Pengalaman perempuan danlaki-laki berbeda dalam kesenjangan danketidakberdayaan yang menyebabkanseseorang masuk dalam lingkarankemiskinan.Konsep feminisasi kemiskinan menggambarkan ketidakadilan dalam soal keterwakilan wanita di antara orang miskin dibandingkan dengan laki-laki (ILO, 2004). Hal ini juga diungkapkan oleh Moghadam (2005) yang mendefinisikan feminisasi kemiskinan sebagai pertumbuhan populasi perempuan yang hidup di bawah garis kemiskinan.

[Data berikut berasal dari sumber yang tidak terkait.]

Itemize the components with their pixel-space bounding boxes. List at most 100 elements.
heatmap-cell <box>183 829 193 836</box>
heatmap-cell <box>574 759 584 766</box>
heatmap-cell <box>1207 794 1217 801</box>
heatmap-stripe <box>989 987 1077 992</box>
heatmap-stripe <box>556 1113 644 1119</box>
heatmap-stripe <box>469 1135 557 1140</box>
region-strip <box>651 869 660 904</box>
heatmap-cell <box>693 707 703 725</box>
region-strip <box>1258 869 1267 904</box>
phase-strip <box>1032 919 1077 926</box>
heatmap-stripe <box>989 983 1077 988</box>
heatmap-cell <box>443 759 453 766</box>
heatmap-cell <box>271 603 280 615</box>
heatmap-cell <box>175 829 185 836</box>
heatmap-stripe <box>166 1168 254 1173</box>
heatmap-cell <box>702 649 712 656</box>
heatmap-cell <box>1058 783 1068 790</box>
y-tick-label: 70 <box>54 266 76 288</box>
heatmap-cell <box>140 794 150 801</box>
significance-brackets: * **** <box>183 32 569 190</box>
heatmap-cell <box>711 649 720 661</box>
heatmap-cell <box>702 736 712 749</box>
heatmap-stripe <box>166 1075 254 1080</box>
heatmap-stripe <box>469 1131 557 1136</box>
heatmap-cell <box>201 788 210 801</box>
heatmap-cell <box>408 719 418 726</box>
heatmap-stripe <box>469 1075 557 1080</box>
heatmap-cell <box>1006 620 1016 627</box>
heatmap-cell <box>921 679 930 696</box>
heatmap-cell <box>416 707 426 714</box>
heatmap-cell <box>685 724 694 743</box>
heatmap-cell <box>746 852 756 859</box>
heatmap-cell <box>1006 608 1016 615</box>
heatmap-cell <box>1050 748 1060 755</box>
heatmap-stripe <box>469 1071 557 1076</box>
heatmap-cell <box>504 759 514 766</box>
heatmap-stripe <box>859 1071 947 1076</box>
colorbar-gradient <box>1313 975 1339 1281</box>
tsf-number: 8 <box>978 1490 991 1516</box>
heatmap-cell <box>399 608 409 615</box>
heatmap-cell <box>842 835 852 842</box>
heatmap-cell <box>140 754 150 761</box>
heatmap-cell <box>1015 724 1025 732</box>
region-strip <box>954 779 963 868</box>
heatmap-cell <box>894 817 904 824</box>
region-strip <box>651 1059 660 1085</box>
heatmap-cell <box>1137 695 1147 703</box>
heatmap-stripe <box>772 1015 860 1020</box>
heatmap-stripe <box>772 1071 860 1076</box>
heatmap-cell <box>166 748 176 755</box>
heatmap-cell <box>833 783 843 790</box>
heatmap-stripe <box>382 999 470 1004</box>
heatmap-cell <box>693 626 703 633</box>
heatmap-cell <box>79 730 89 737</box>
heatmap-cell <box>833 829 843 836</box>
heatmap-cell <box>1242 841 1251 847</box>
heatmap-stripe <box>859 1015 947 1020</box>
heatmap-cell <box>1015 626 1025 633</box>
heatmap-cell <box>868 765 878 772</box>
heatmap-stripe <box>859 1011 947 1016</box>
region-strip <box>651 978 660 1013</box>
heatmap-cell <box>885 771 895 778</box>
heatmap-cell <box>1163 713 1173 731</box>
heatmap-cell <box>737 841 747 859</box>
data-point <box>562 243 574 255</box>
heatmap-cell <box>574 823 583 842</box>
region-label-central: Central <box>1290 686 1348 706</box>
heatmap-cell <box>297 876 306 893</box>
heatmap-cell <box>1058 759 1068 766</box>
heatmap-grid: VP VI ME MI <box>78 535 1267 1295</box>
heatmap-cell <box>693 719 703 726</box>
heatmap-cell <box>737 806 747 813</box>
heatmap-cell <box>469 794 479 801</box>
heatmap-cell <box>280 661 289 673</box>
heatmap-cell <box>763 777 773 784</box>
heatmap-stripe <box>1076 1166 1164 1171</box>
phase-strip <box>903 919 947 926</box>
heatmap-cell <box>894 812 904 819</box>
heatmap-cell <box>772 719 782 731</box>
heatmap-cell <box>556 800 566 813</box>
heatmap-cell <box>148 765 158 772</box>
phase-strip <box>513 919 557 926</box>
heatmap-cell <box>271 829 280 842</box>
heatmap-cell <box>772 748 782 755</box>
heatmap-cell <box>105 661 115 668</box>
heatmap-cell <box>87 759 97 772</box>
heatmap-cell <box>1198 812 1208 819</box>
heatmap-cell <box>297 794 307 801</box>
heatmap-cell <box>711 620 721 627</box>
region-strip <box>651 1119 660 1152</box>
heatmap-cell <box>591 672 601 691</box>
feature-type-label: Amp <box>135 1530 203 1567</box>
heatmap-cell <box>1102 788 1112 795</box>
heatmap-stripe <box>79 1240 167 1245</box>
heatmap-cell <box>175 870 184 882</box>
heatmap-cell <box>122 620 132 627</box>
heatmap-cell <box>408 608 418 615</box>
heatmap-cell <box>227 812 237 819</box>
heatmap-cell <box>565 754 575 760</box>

Terdapat beragam bentuk kemiskinan yang dialami oleh perempuan, anak, maupun perempuan bersama anak. Menurut ILO (2004) bentuk kemiskinan yang dialami perempuan pada aspek pendidikan, jenis pekerjaan, lapangan kerja, upah, dan keterwakilan politik, yaitu tingkat pendidikan dan yang ditamatkan lebih rendah dibandingkan laki-laki, jumlah pekerja perempuan yang tidak dibayar maupun kerja di sektor informal lebih tinggi dibandingkan laki-laki, upah yang diterima lebih rendah dibandingkan laki-laki, ketenagakerjaan (jumlah pengangguran dan setengah pengangguran) yang lebih tinggi dibandingkan laki-laki, serta politik (jumlah keterwakilan perempuan pada DPRD tingkat 1 dan 2) lebih rendah dibandingkan laki-laki.
Bentuk kemiskinan lainnya yang terjadi pada perempuan adalah mengalami kekurangan gizi, pelayanan kesehatan, air bersih, sanitasi dan berbagai bentuk layanan sosial lainnya. Perempuan menjadi subyek dari nilai-nilai sosial yang membatasi mereka yang meningkatkan kondisi ekonomi atau menikmati akses yang sama ke pelayanan umum.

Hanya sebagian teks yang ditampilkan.